Secondly, he then claims Cody rode with Jennison's Jayhawkers instead of working as a Scout for the Union Army. In other words, Cody was involved in some of the ugliest savagery on the frontier as Unionists retaliated for the depravations of Quantrill, the James-Younger boys, Bloody Bill Anderson, and other Confederates. Yet, if that was the case, and with rosters of the 7th Kansas being available, why haven't Civil War historians made light of this in the past? Warren seems to imply that Cody was one of the 7th Kansas boys who faced down Bedford Forrest at Tupelo and Brice's Crossroads, but where is the evidence? (note: I do stand corrected as I have found another source on Cody's experiences in the 7th, and indeed they did fight Forrest in Tennessee and Mississippi, but were recalled to Missouri in time to help stop Sterling Price in the fall of 1864, a campaign where Cody and Bill Hickok fought practically side by side)
Third, Warren also seems to claim that there was an almost unfriendly rivalry between George Custer and William Cody, and that outside of the celebrated Buffalo hunt with the Grand Duke Alexis of Russia, the two men rarely met or studiously avoided each other. Why? Because Libbie Custer only named Wild Bill Hickok as a Custer intimate, not Buffalo Bill. Furthermore, Warren also describes the Custer marriage as being as troubled as that of the Codys. He has even suggested that Libbie Custer had an affair with another (unnamed) cavalry officer - that's news to me as I'm sure it is to others who have read extensively of the Custers and their marriage. Custer jealous of Bill Cody? Hmmm. And why would Bill Cody present Custer as an all-hero in his future shows if he didn't feel a regard for the late soldier's heroism on the American Frontier?
He then describes Cody as being benevolent and more open-minded towards Native Americans, yet almost a cruel overseer to those Indians who rode and worked with the Wild West Shows - try suggesting that to Sitting Bull. Oops, you can't because he's long dead. But then again, so is Buffalo Bill Cody.
What is even more troublesome is Warren's wanting to put a societal spin to the life and times of Buffalo Bill. He pictures America of the late 19th Century as being a nation split between the "haves and have-nots" with another Civil War looming in the distance. He brings up the Haymarket Square Riots, and calls Albert Parsons, the former Confederate Soldier turned Radical leader the William Cody of the Confederacy, yet offers no evidence to prove this. For me, that was a major disappointment, because I would have liked to have seen where a young Confederate hero, having risked his life for the reactionary South, could change so drastically to push for the violent overthrow of bourgeois America. He also brings in the Johnson County War as if to suggest that Cody could easily play both sides down the middle - lionized by the proletariat Cowboy and loved by the intolerant landowners.

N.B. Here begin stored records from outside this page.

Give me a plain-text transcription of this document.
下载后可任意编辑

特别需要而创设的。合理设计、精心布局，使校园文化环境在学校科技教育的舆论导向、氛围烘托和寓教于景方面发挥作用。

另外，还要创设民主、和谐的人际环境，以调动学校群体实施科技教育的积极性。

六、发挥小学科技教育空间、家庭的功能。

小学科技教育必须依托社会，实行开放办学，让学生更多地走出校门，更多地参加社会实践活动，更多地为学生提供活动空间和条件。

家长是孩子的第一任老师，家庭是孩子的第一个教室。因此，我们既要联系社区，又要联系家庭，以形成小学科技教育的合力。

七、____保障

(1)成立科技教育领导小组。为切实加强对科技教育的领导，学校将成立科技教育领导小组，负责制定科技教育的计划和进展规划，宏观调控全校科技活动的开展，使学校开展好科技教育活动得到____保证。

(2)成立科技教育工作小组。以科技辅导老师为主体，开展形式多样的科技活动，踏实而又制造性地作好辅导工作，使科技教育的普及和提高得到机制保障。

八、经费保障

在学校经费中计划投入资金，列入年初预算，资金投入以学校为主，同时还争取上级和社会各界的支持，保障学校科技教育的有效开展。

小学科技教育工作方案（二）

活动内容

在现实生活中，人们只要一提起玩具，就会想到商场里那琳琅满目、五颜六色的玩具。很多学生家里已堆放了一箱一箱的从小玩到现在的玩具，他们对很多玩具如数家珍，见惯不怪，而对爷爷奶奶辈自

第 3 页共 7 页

In the end, with little or no commentary about those final, almost destitute years of Cody's life - including that poignant final year when after riding in a Wild West Show he had virtually no say in, with his kidneys shutting down, and being in constant pain, helped by his "son" Johnny Baker, Cody went home to die. Warren surprisingly makes little comment about this sad history, which is even more surprising when one sees how much he placed detail on irrelevances or suggested things that never have been proven before.

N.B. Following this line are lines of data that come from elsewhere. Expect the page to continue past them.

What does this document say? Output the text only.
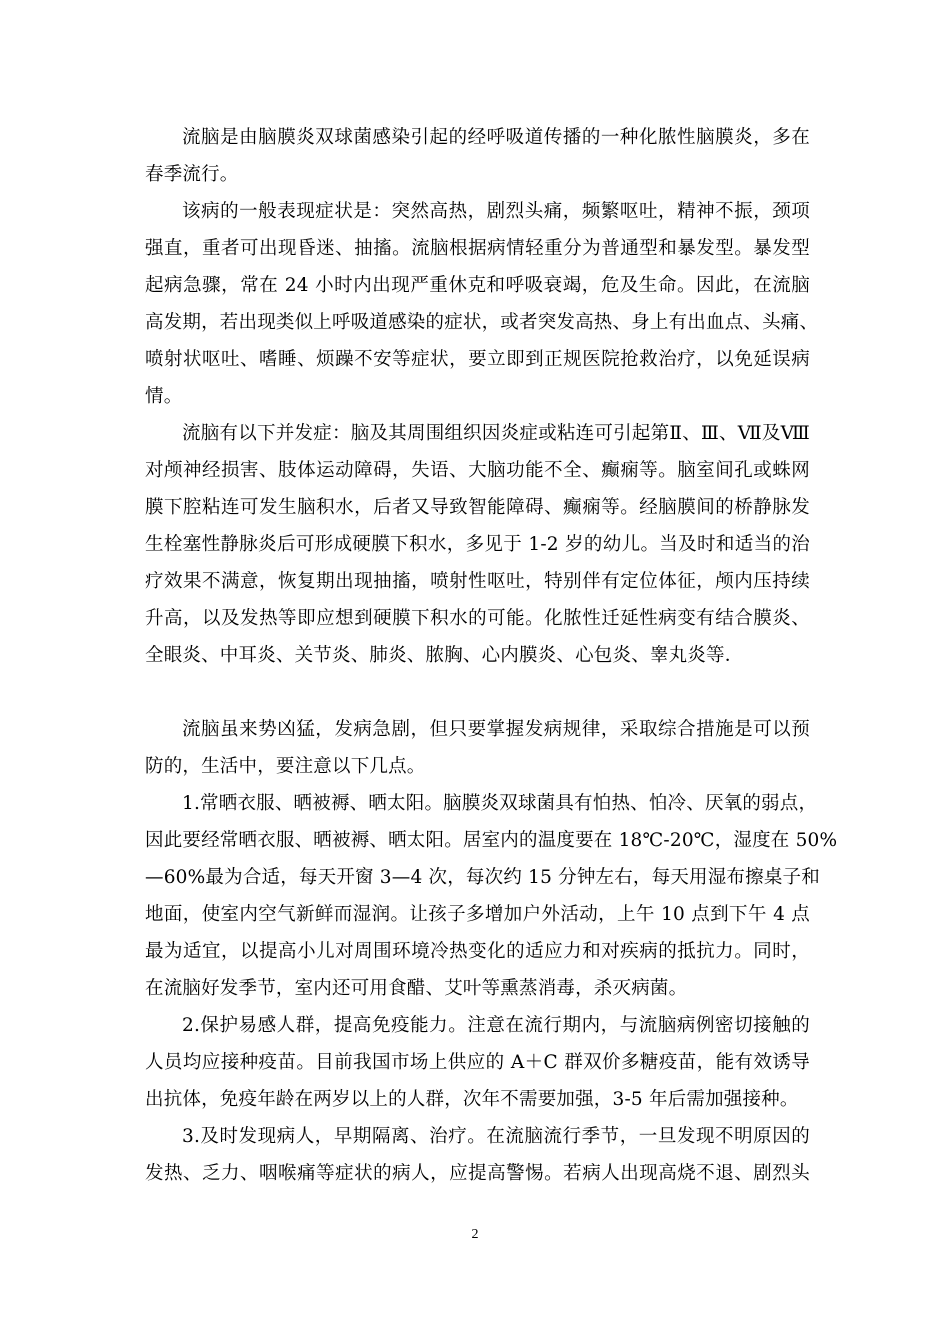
流脑是由脑膜炎双球菌感染引起的经呼吸道传播的一种化脓性脑膜炎，多在
春季流行。
该病的一般表现症状是：突然高热，剧烈头痛，频繁呕吐，精神不振，颈项
强直，重者可出现昏迷、抽搐。流脑根据病情轻重分为普通型和暴发型。暴发型
起病急骤，常在 24 小时内出现严重休克和呼吸衰竭，危及生命。因此，在流脑
高发期，若出现类似上呼吸道感染的症状，或者突发高热、身上有出血点、头痛、
喷射状呕吐、嗜睡、烦躁不安等症状，要立即到正规医院抢救治疗，以免延误病
情。
流脑有以下并发症：脑及其周围组织因炎症或粘连可引起第Ⅱ、Ⅲ、Ⅶ及Ⅷ
对颅神经损害、肢体运动障碍，失语、大脑功能不全、癫痫等。脑室间孔或蛛网
膜下腔粘连可发生脑积水，后者又导致智能障碍、癫痫等。经脑膜间的桥静脉发
生栓塞性静脉炎后可形成硬膜下积水，多见于 1-2 岁的幼儿。当及时和适当的治
疗效果不满意，恢复期出现抽搐，喷射性呕吐，特别伴有定位体征，颅内压持续
升高，以及发热等即应想到硬膜下积水的可能。化脓性迁延性病变有结合膜炎、
全眼炎、中耳炎、关节炎、肺炎、脓胸、心内膜炎、心包炎、睾丸炎等．
流脑虽来势凶猛，发病急剧，但只要掌握发病规律，采取综合措施是可以预
防的，生活中，要注意以下几点。
1.常晒衣服、晒被褥、晒太阳。脑膜炎双球菌具有怕热、怕冷、厌氧的弱点，
因此要经常晒衣服、晒被褥、晒太阳。居室内的温度要在 18℃-20℃，湿度在 50%
—60%最为合适，每天开窗 3—4 次，每次约 15 分钟左右，每天用湿布擦桌子和
地面，使室内空气新鲜而湿润。让孩子多增加户外活动，上午 10 点到下午 4 点
最为适宜，以提高小儿对周围环境冷热变化的适应力和对疾病的抵抗力。同时，
在流脑好发季节，室内还可用食醋、艾叶等熏蒸消毒，杀灭病菌。
2.保护易感人群，提高免疫能力。注意在流行期内，与流脑病例密切接触的
人员均应接种疫苗。目前我国市场上供应的 A＋C 群双价多糖疫苗，能有效诱导
出抗体，免疫年龄在两岁以上的人群，次年不需要加强，3-5 年后需加强接种。
3.及时发现病人，早期隔离、治疗。在流脑流行季节，一旦发现不明原因的
发热、乏力、咽喉痛等症状的病人，应提高警惕。若病人出现高烧不退、剧烈头
2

Maybe it is because I like my biographies to be straightforward -and my Western History to be not simplistic but not mired down in complex issues either that this once promising work turned me off towards the end. That, and another unfortunate debunking of another real American hero. After all, Mr. Cody isn't around to say whether or not he exaggerated his life and\or career, or to refute or not some of Dr. Warren's more damaging charges.